Ce seroit à vous à le nommer... Je vois bien que vous ne
m'entendez pas.


ARISTE.

Je vous entends, sans doute; et je le nommerois si je n'avois
pas mérité d'avoir plus de part à votre confidence.


JULIE.

Vous l'auriez cette confidence, si je n'étois pas certaine que
vous combattrez mes sentiments.


ARISTE.

Moi, les combattre! Suis-je donc si intraitable! Pouvez-vous
douter de mon coeur?
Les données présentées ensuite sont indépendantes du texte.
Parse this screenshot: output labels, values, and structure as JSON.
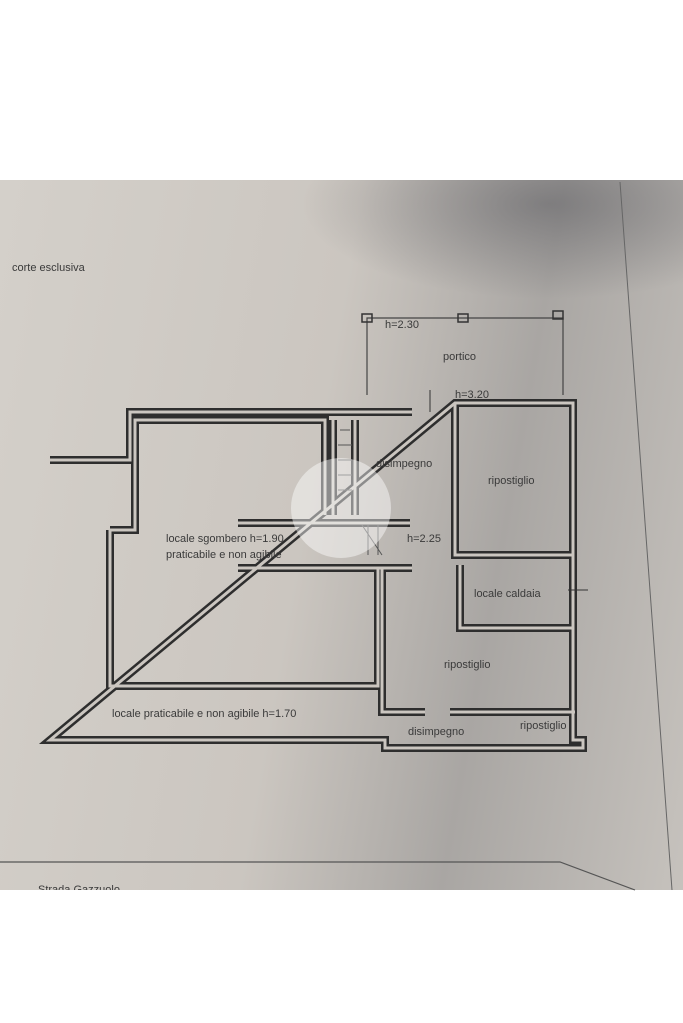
{
  "plan": {
    "corte": "corte esclusiva",
    "portico_h": "h=2.30",
    "portico": "portico",
    "h320": "h=3.20",
    "disimpegno_top": "disimpegno",
    "ripostiglio_top": "ripostiglio",
    "sgombero_line1": "locale sgombero h=1.90",
    "sgombero_line2": "praticabile e non agibile",
    "h225": "h=2.25",
    "caldaia": "locale caldaia",
    "ripostiglio_mid": "ripostiglio",
    "praticabile": "locale praticabile e non agibile h=1.70",
    "disimpegno_bottom": "disimpegno",
    "ripostiglio_bottom": "ripostiglio",
    "strada": "Strada Gazzuolo"
  },
  "colors": {
    "paper": "#cfcac3",
    "ink": "#2e2e2e"
  }
}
Croyez que je n'aurai point de volonté que
la vôtre. J'en ferai serment, s'il le faut.


JULIE.

Puisque vous le voulez, je vais donc tâcher de m'expliquer
mieux.


ARISTE.

Parlez.


JULIE.

Mais je prévois qu'après je ne pourrai plus jeter les yeux sur
vous.


ARISTE.

Cela n'arrivera pas, car je serai de votre sentiment.


JULIE.

Non, après un tel aveu, permettez que je me retire.


ARISTE.

Volontiers.... Mais ne craignez rien, encore un coup. Nommez-le
moi; vous me verrez aller, de ce pas, assurer de mon
consentement celui que vous avez choisi.


JULIE.

Vous le trouverez aisément; je vais vous laisser avec lui....
Représentez-lui qu'il est peu convenable à une fille de se
déclarer la première; déterminez-le à m'épargner cette
honte.... Je vous laisse avec lui.... C'est, je crois, vous le
faire connoître d'une façon à ne pas vous y méprendre.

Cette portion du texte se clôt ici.